Mossul: Muslimin auf dem Friedhof - AP

16/02/2017 15:15

Rachedrohungen sind nicht mit dem christlichen Glauben vereinbar und schüren Konflikte, statt sie zu lösen. Das steht in einer Erklärung des chaldäischen Patriarchats als Reaktion auf die Behauptung eines chaldäischen Christen namens Ryan Salem, wonach christliche Milizen bereit seien, sich an den sunnitischen Muslimen zu rächen. „Herr Salem spricht nicht stellvertretend für die christliche Glaubensgemeinschaft“, so das Patriarchat. Eine Haltung der Rache sei nicht mit der christlichen Moral vereinbar, da „Christus uns Frieden, Liebe und Vergebung“ verkünde. Bei der Befreiung von Mossul sollten die Prinzipien der Ethik grundgelegt werden.

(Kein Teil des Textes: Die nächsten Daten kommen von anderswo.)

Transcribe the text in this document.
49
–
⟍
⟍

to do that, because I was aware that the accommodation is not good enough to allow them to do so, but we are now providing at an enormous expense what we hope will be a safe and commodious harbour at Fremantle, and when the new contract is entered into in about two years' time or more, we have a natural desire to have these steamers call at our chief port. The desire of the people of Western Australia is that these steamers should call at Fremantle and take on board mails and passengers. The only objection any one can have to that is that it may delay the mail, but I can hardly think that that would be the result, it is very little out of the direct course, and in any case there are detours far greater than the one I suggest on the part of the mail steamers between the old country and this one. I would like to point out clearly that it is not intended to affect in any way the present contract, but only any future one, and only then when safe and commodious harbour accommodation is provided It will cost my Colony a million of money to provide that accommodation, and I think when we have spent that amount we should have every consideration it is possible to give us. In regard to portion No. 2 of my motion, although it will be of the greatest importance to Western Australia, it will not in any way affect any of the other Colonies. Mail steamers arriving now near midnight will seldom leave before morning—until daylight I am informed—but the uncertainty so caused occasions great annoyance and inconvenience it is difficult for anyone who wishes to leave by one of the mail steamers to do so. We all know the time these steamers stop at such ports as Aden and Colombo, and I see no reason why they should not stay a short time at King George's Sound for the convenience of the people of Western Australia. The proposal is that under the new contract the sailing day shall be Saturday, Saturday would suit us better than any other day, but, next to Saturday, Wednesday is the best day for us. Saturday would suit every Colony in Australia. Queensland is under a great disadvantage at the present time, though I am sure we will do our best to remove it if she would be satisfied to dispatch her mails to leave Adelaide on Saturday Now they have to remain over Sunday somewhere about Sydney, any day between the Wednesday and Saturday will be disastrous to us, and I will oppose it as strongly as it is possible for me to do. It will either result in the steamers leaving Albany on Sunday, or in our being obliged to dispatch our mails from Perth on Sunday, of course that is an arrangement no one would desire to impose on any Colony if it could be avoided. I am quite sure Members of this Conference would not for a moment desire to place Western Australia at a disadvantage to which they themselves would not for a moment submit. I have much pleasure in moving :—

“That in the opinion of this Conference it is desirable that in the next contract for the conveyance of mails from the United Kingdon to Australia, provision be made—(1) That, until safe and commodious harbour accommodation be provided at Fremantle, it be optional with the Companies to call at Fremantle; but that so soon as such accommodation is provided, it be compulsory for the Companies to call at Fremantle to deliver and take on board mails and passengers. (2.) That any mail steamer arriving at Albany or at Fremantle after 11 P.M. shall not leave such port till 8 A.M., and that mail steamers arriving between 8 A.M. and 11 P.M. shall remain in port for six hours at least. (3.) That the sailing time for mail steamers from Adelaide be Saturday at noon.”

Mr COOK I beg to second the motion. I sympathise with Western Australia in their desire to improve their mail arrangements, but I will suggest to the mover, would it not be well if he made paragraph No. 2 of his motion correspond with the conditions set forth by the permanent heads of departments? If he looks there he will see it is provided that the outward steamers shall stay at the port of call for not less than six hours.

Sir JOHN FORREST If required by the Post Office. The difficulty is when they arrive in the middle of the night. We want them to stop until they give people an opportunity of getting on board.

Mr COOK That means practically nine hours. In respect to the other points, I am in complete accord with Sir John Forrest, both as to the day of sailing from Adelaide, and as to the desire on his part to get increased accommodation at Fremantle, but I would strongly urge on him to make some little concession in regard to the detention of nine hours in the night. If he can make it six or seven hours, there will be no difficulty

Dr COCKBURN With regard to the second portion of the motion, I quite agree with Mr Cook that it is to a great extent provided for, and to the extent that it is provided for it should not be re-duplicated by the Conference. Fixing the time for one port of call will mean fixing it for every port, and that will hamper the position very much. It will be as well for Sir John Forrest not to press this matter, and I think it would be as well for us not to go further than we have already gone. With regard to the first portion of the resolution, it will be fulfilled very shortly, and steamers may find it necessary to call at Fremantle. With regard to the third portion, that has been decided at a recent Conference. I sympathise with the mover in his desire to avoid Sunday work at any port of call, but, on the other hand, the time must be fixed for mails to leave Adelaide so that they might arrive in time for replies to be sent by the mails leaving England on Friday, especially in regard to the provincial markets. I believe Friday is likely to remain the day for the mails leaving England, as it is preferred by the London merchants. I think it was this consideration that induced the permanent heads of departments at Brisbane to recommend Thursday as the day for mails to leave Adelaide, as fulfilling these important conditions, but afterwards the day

Salem steht paramilitärischen Gruppen im Irak nahe. Das Patriarchat hatte sich schon mehrfach von sogenannten christlichen Milizen distanziert. Die Terrormiliz „Islamischer Staat“ hatte Mossul 2014 eingenommen und viele Bewohner zur Flucht gezwungen. Immer mehr Teile der Stadt können von der Armee zurückerobert werden.